4º Le ministère de l'instruction publique, établi dans l'ancien hôtel de Brissac.
5º Le ministère de l'intérieur, établi dans l'ancien hôtel Conti.
6º L'école d'état-major, établie dans l'ancien hôtel de Sens, bâti par le duc de Noirmoutier.
Outre les hôtels que nous venons de nommer, on y trouvait encore les hôtels d'Estourmel, de la Mothe-Houdancourt, de Harcourt, de la Salle, de la Marche, du Châtelet. Les plus remarquables historiquement étaient: l'hôtel de Villars, bâti par le président Lecoigneux et qui fut habité par le vainqueur de Denain; l'hôtel de Maurepas, qui fut habité par le ministre de Louis XVI, etc.
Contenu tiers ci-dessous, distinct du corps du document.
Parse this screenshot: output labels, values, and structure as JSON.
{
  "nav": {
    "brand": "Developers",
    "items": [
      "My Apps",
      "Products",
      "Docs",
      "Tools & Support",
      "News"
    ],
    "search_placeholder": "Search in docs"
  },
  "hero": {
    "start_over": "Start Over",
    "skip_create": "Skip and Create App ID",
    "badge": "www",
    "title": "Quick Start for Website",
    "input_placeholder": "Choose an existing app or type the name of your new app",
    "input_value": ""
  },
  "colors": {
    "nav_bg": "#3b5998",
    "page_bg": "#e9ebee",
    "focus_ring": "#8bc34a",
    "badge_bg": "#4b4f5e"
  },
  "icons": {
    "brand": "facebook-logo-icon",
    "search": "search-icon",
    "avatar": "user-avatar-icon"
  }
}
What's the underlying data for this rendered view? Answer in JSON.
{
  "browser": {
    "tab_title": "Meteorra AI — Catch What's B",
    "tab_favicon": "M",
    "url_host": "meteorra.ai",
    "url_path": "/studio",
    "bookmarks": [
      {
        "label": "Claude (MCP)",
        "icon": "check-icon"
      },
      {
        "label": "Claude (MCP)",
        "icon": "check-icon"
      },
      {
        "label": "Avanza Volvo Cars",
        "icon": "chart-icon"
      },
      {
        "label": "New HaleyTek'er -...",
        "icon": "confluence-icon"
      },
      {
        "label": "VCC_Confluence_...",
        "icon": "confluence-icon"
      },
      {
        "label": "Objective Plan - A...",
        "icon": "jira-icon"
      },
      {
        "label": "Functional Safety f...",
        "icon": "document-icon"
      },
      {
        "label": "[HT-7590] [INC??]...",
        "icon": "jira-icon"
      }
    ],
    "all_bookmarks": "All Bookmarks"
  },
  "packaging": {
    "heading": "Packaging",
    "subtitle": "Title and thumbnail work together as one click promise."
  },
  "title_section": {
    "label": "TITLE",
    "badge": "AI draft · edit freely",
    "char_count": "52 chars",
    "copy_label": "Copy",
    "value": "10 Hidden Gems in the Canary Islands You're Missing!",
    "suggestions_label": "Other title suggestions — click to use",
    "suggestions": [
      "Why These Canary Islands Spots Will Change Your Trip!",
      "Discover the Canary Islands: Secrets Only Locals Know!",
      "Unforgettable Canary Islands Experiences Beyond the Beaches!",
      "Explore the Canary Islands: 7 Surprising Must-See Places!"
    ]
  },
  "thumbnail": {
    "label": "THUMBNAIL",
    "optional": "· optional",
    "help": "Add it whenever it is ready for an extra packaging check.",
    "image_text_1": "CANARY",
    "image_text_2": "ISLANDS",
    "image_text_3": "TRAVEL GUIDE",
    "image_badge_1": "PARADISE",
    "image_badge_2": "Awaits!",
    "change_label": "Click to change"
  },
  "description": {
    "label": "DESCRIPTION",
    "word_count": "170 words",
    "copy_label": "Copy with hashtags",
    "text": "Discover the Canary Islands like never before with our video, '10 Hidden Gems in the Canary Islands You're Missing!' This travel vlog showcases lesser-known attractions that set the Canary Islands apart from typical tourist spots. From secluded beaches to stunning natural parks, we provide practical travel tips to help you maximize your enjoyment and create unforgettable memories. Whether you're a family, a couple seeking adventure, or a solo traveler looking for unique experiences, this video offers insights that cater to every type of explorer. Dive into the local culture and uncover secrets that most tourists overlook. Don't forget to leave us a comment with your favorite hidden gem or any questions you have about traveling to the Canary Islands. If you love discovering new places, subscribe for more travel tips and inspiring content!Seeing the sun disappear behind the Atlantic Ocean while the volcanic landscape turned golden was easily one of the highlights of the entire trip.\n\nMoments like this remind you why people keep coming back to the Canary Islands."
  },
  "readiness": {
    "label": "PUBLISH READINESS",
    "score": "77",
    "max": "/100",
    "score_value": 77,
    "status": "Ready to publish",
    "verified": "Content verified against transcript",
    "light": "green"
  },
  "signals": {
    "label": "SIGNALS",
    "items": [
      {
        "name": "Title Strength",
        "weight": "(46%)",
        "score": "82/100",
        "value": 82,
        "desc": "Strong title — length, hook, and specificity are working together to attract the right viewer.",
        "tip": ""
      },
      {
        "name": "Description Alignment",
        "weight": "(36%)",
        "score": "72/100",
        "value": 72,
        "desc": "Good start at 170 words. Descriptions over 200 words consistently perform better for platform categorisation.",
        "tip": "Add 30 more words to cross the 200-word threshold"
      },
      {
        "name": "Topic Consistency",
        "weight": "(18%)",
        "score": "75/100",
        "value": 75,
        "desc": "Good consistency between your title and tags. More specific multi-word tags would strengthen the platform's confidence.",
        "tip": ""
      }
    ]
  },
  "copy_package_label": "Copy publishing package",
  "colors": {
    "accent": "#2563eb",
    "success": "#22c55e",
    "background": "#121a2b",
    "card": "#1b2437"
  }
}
V. Rues de la Planche et de Varenne, qui commencent à la rue de la Chaise et finissent au boulevard des Invalides. On y trouvait les hôtels de Novion, de Narbonne-Pelet, du Plessis-Châtillon, de Gouffier, de la Rochefoucauld, de Tingry-Montmorency ou de Matignon, de Castries qui fut dévasté par le peuple en 1790. Les plus remarquables sont: l'hôtel de Rohan-Chabot, qui fut habité par madame Tallien, dont le salon était fréquenté par toutes les célébrités de la révolution et de l'ancien régime, Barras, Bonaparte, Hoche, Talma, Boufflers, Boïeldieu, etc.; et qui plus tard devint l'hôtel de Montebello; l'hôtel de Broglie, habité par Lebrun, troisième consul et duc de Plaisance; l'hôtel de Biron, bâti par Peyrenc de Moras, fils d'un barbier enrichi par le système de Law, et qui passa à sa mort à la duchesse du Maine, puis au maréchal de Biron; il devint une maison de détention sous la révolution, puis des ateliers et forges pour la fabrication des armes; aujourd'hui c'est le couvent du Sacré-Cœur et l'une des plus vastes et des plus magnifiques propriétés de Paris.
§ II.
L'hôtel des Invalides et le Champ-de-Mars.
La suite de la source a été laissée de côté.